Family and friends bought toys and clothes for the newborn. The couple visited their soon-to-be daughter and took photos together.
And then a representative from CPS called to tell them that they would not be able to take the baby home. Forrest County Youth Court Judge Mike McPhail was denying them the opportunity.
“You’re not going to get that baby,” the caseworker said with a raised voice according to Ashley.
The excuse the judge used was that he wanted the baby to stay in Forrest County. CPS has a rule requiring foster children to be placed within 50 miles of the county the child is from. The couple live within 50 miles of Forrest County.
LaNisha, however, is an active duty military member and the couple will be moving to New Mexico in May for her assignment. The CPS rule would not apply after the baby was officially adopted.
“We already told them we would stay behind until the adoption is finalized. We would do anything we need to do. We would move into an apartment in Forrest County if that’s the case,” Ashley told the Clarion Ledger.
She says the two weren’t allowed to argue their case before CPS administrators. Instead, the office stopped returning phone calls and wouldn’t meet with them at the local office.
“Everyone was ignoring us,” Ashley said. “We were waiting for over an hour, sitting in the (Forrest County CPS) office with someone who didn’t know what was going on.

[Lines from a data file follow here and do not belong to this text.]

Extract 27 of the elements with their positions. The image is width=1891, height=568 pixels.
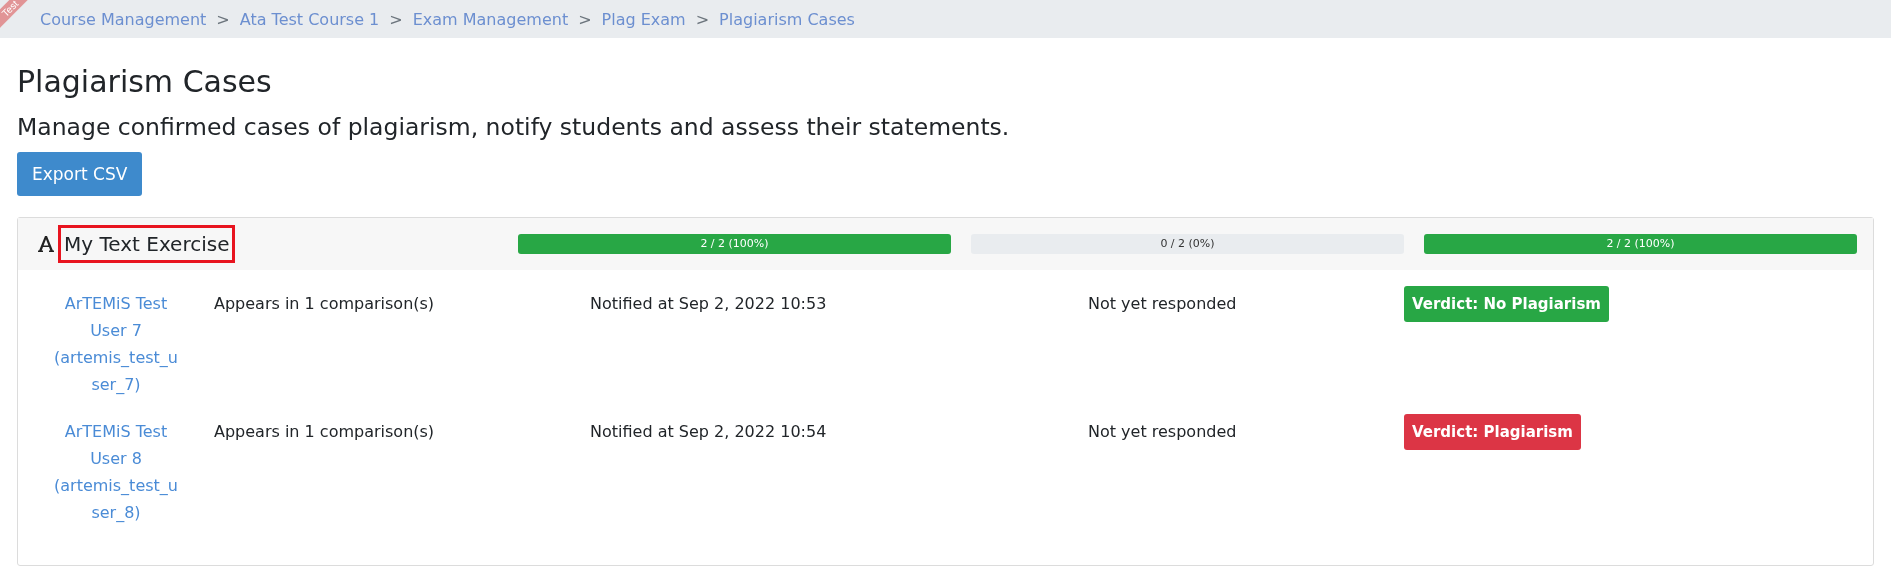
response-status: Not yet responded	[1088, 421, 1238, 443]
student-link[interactable]: ArTEMiS Test User 8 (artemis_test_user_8)	[18, 418, 214, 526]
progress-label: 0 / 2 (0%)	[1159, 236, 1216, 252]
comparison-count: Appears in 1 comparison(s)	[214, 421, 436, 443]
breadcrumb-link[interactable]: Ata Test Course 1	[239, 9, 380, 29]
breadcrumb-link[interactable]: Plag Exam	[601, 9, 686, 29]
font-icon	[36, 234, 56, 254]
verdict-badge: Verdict: No Plagiarism	[1404, 286, 1609, 322]
comparison-count: Appears in 1 comparison(s)	[214, 293, 436, 315]
breadcrumb-link[interactable]: Exam Management	[412, 9, 569, 29]
notification-date: Notified at Sep 2, 2022 10:53	[590, 293, 828, 315]
notification-date: Notified at Sep 2, 2022 10:54	[590, 421, 828, 443]
breadcrumb-separator: >	[389, 9, 403, 29]
breadcrumb-separator: >	[216, 9, 230, 29]
page-description: Manage confirmed cases of plagiarism, notify students and assess their statements.	[17, 112, 1011, 143]
breadcrumb-link[interactable]: Course Management	[40, 9, 207, 29]
export-csv-button[interactable]: Export CSV	[17, 152, 143, 196]
page-title: Plagiarism Cases	[17, 63, 273, 101]
breadcrumb-separator: >	[695, 9, 710, 29]
exercise-title: My Text Exercise	[58, 225, 236, 263]
progress-label: 2 / 2 (100%)	[699, 236, 770, 252]
breadcrumb-link[interactable]: Plagiarism Cases	[719, 9, 855, 29]
verdict-badge: Verdict: Plagiarism	[1404, 414, 1581, 450]
breadcrumb-separator: >	[578, 9, 592, 29]
progress-label: 2 / 2 (100%)	[1605, 236, 1676, 252]
response-status: Not yet responded	[1088, 293, 1238, 315]
student-link[interactable]: ArTEMiS Test User 7 (artemis_test_user_7)	[18, 290, 214, 398]
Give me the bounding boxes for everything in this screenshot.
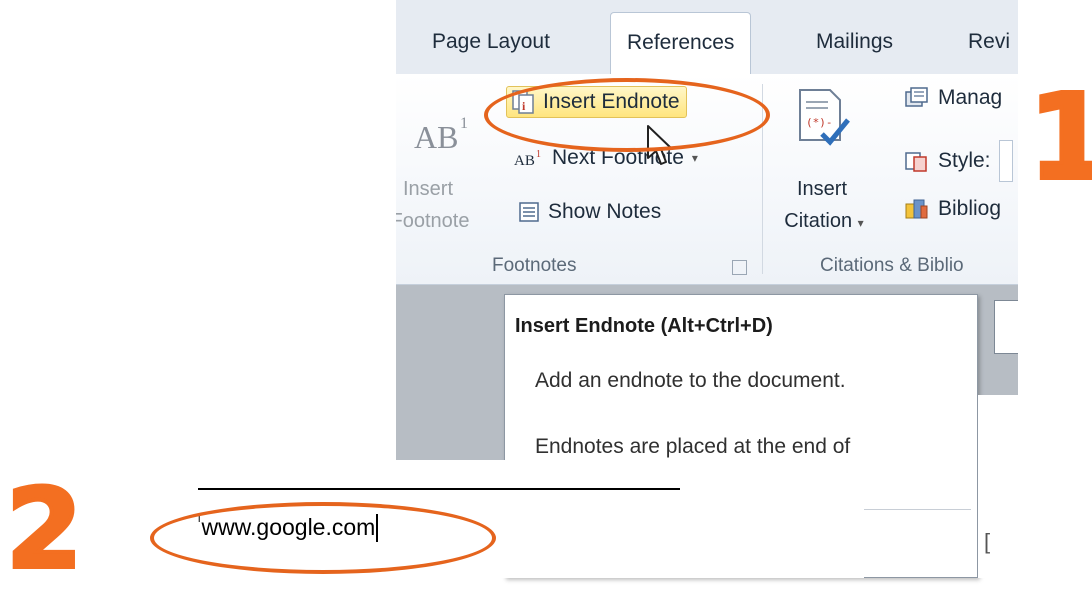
style-icon (905, 152, 927, 172)
style-selector[interactable]: Style: (904, 140, 1013, 182)
document-page-fragment: [ (978, 395, 1018, 578)
tooltip-title: Insert Endnote (Alt+Ctrl+D) (515, 315, 773, 337)
tab-references[interactable]: References (610, 12, 752, 74)
tab-review[interactable]: Revi (968, 30, 1010, 54)
manage-sources-icon (905, 87, 928, 107)
bibliography-button[interactable]: Bibliog (904, 196, 1001, 222)
ribbon-tab-bar: Page Layout References Mailings Revi (396, 0, 1018, 75)
style-dropdown[interactable] (998, 140, 1013, 182)
insert-citation-label-2: Citation (784, 210, 853, 232)
ab-superscript-icon: AB 1 (414, 115, 468, 155)
tab-page-layout[interactable]: Page Layout (432, 30, 550, 54)
chevron-down-icon: ▾ (857, 216, 864, 230)
tab-mailings[interactable]: Mailings (816, 30, 893, 54)
svg-text:(*)-: (*)- (806, 116, 833, 129)
style-label: Style: (938, 149, 991, 172)
footnotes-group-label: Footnotes (492, 255, 577, 276)
tooltip-description: Add an endnote to the document. (535, 369, 846, 392)
bibliography-label: Bibliog (938, 197, 1002, 220)
highlight-oval-endnote-text (150, 502, 496, 574)
svg-text:1: 1 (460, 115, 468, 132)
insert-citation-button[interactable]: (*)- Insert Citation ▾ (772, 86, 872, 246)
dialog-launcher-icon[interactable] (732, 260, 747, 275)
show-notes-icon (519, 202, 539, 222)
insert-footnote-label-1: Insert (402, 178, 454, 200)
next-footnote-icon: AB 1 (514, 149, 541, 169)
step-number-2: 2 (4, 465, 85, 593)
bracket-glyph: [ (984, 529, 991, 554)
insert-footnote-label-2: Footnote (396, 210, 470, 232)
show-notes-label: Show Notes (548, 200, 662, 223)
insert-citation-label-1: Insert (796, 178, 848, 200)
insert-citation-icon: (*)- (799, 89, 850, 146)
manage-sources-button[interactable]: Manag (904, 86, 1002, 110)
show-notes-button[interactable]: Show Notes (518, 200, 661, 224)
svg-text:AB: AB (414, 119, 458, 155)
step-number-1: 1 (1026, 68, 1092, 206)
svg-text:1: 1 (536, 149, 541, 160)
endnote-separator-line (198, 488, 680, 490)
tooltip-description-2: Endnotes are placed at the end of (535, 435, 851, 458)
bibliography-icon (905, 199, 928, 219)
highlight-oval-insert-endnote (484, 78, 770, 152)
manage-sources-label: Manag (938, 86, 1003, 109)
svg-text:AB: AB (514, 153, 535, 169)
insert-citation-label-2-wrap: Citation ▾ (776, 206, 872, 238)
citations-group-label: Citations & Biblio (820, 255, 964, 276)
ruler-marker (994, 300, 1018, 354)
chevron-down-icon: ▾ (691, 151, 698, 165)
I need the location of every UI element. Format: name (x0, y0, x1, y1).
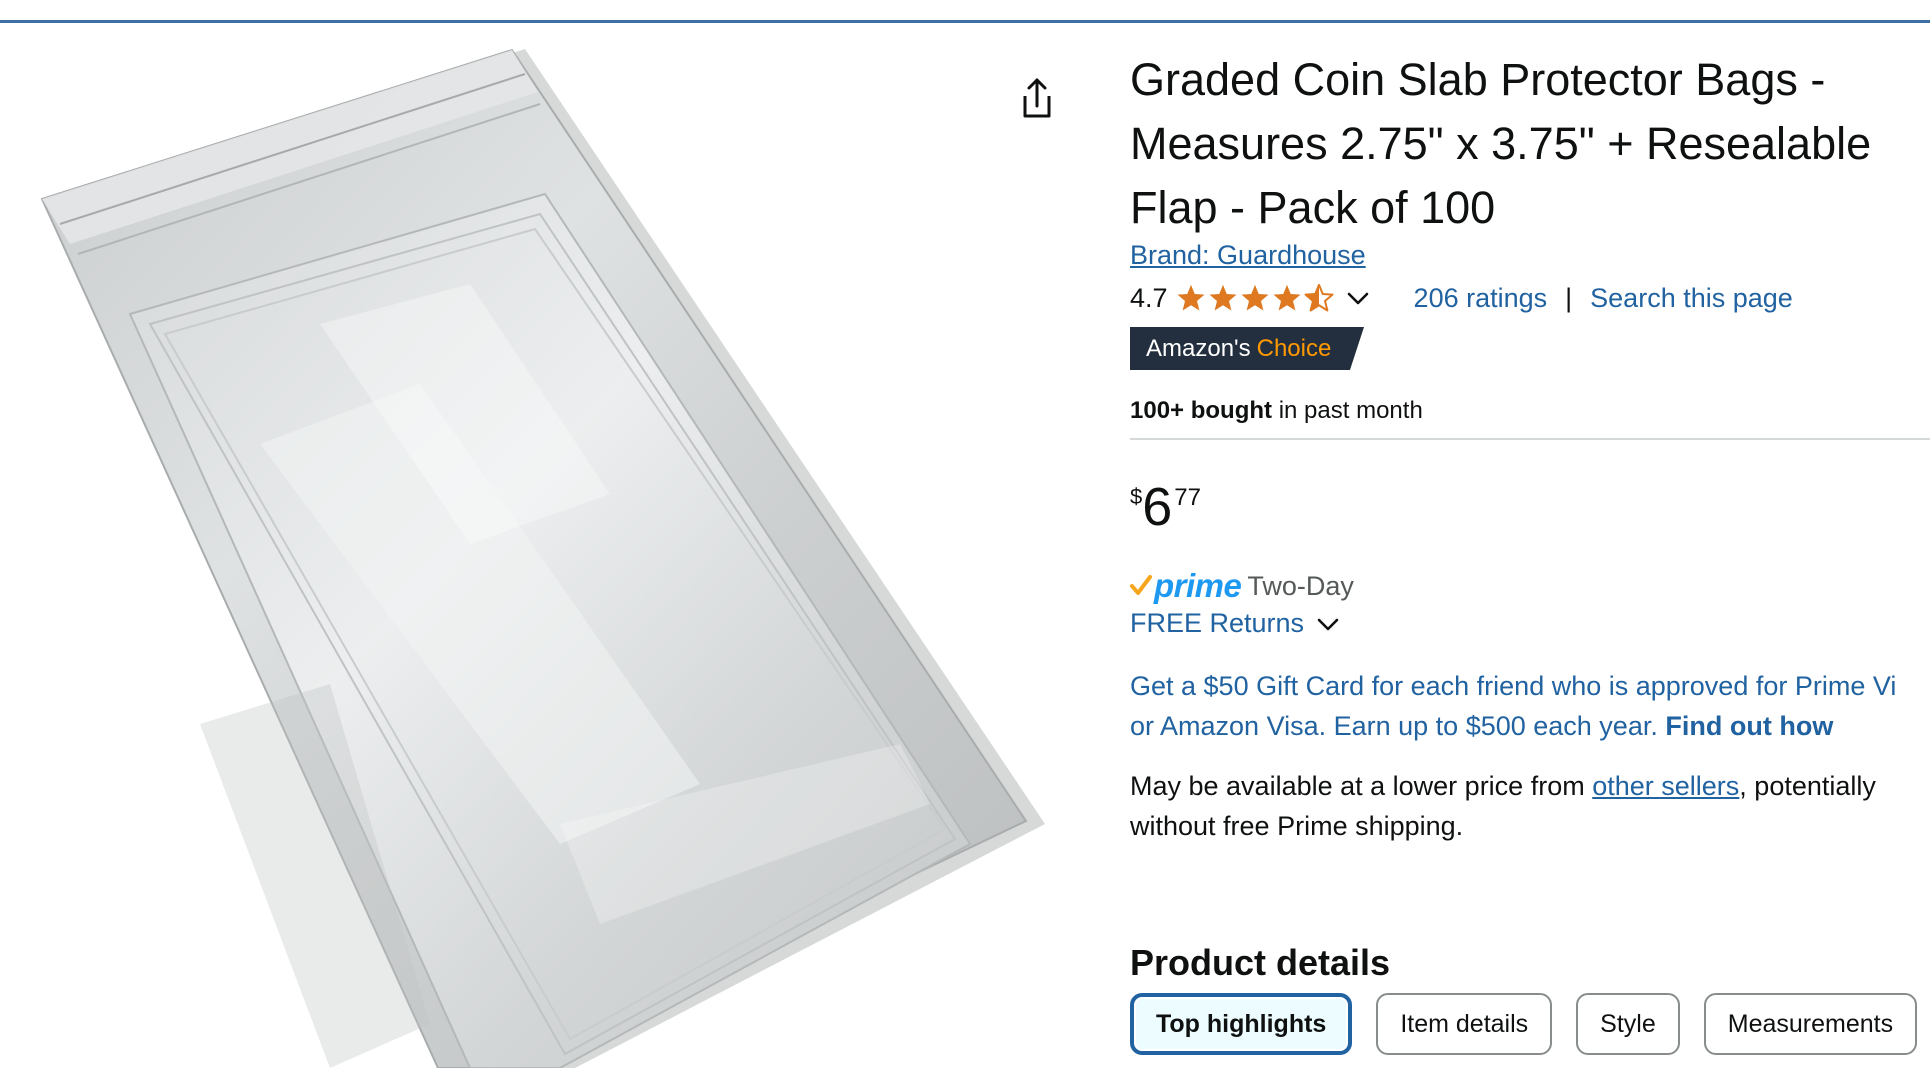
section-divider (1130, 438, 1930, 440)
bought-count: 100+ bought (1130, 397, 1273, 424)
tab-item-details[interactable]: Item details (1376, 993, 1553, 1055)
badge-prefix: Amazon's (1146, 334, 1251, 362)
other-sellers-notice: May be available at a lower price from o… (1130, 766, 1930, 846)
promo-line-2: or Amazon Visa. Earn up to $500 each yea… (1130, 706, 1930, 746)
star-full-icon (1241, 284, 1269, 311)
availability-text: May be available at a lower price from (1130, 771, 1585, 801)
prime-check-icon (1130, 575, 1152, 595)
price-symbol: $ (1130, 484, 1143, 509)
brand-link[interactable]: Brand: Guardhouse (1130, 240, 1366, 271)
availability-tail: , potentially (1739, 771, 1876, 801)
product-details-tabs: Top highlights Item details Style Measur… (1130, 993, 1930, 1055)
price: $ 6 77 (1130, 478, 1201, 536)
star-full-icon (1273, 284, 1301, 311)
promo-line-2-text: or Amazon Visa. Earn up to $500 each yea… (1130, 711, 1658, 741)
prime-logo-text: prime (1154, 567, 1242, 604)
product-title-line: Measures 2.75" x 3.75" + Resealable (1130, 118, 1872, 169)
chevron-down-icon[interactable] (1346, 286, 1370, 310)
product-title-line: Flap - Pack of 100 (1130, 182, 1496, 233)
price-fraction: 77 (1174, 484, 1201, 511)
rating-row: 4.7 206 ratings | Search this page (1130, 280, 1793, 316)
badge-highlight: Choice (1256, 334, 1332, 362)
star-full-icon (1177, 284, 1205, 311)
rating-value: 4.7 (1130, 282, 1168, 313)
gift-card-promo[interactable]: Get a $50 Gift Card for each friend who … (1130, 666, 1930, 746)
availability-line-2: without free Prime shipping. (1130, 811, 1464, 841)
star-rating[interactable] (1176, 283, 1336, 313)
prime-delivery[interactable]: prime Two-Day (1130, 566, 1354, 606)
chevron-down-icon (1317, 618, 1339, 630)
star-half-icon (1304, 283, 1334, 312)
tab-style[interactable]: Style (1576, 993, 1680, 1055)
product-title: Graded Coin Slab Protector Bags - Measur… (1130, 48, 1930, 240)
find-out-how-link[interactable]: Find out how (1665, 711, 1833, 741)
ratings-count-link[interactable]: 206 ratings (1414, 283, 1548, 314)
product-title-block: Graded Coin Slab Protector Bags - Measur… (1130, 48, 1930, 240)
free-returns-label: FREE Returns (1130, 608, 1305, 638)
price-whole: 6 (1142, 477, 1173, 537)
product-details-heading: Product details (1130, 942, 1391, 983)
bought-text: in past month (1278, 397, 1423, 424)
availability-line-1: May be available at a lower price from o… (1130, 766, 1930, 806)
amazons-choice-badge: Amazon's Choice (1130, 327, 1364, 370)
share-button[interactable] (1017, 76, 1057, 120)
product-image[interactable] (0, 24, 1090, 1068)
search-this-page-link[interactable]: Search this page (1590, 283, 1793, 314)
other-sellers-link[interactable]: other sellers (1592, 771, 1739, 801)
product-title-line: Graded Coin Slab Protector Bags - (1130, 54, 1826, 105)
product-page: Graded Coin Slab Protector Bags - Measur… (0, 0, 1930, 1068)
product-photo (40, 48, 1045, 1068)
rating-separator: | (1565, 282, 1573, 313)
prime-two-day: Two-Day (1247, 570, 1354, 601)
free-returns-link[interactable]: FREE Returns (1130, 608, 1340, 639)
bought-in-past-month: 100+ bought in past month (1130, 397, 1423, 425)
share-icon (1023, 78, 1051, 118)
promo-line-1: Get a $50 Gift Card for each friend who … (1130, 671, 1897, 701)
tab-measurements[interactable]: Measurements (1703, 993, 1918, 1055)
tab-top-highlights[interactable]: Top highlights (1130, 993, 1353, 1055)
top-divider (0, 20, 1930, 23)
star-full-icon (1209, 284, 1237, 311)
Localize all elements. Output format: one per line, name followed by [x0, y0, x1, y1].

The social worker said she didn’t understand why and said this has never happened before.”
Mississippi’s ban on same-sex adoptions was struck down by a federal judge in 2016, saying it was unconstitutional because it “obviously targets married gay couples and limits their rights.”
In a separate case, the state supreme court ruled that Mississippi had to allow a lesbian couple to divorce. Former justice Jess Dickinson, wrote the dissent arguing that the US Supreme Court’s decision in favor of marriage equality had “no basis in the Constitution or (United States Supreme Court) precedent.”
Dickinson is now the newly confirmed CPS Commissioner in charge of the agency that denied the couple their child.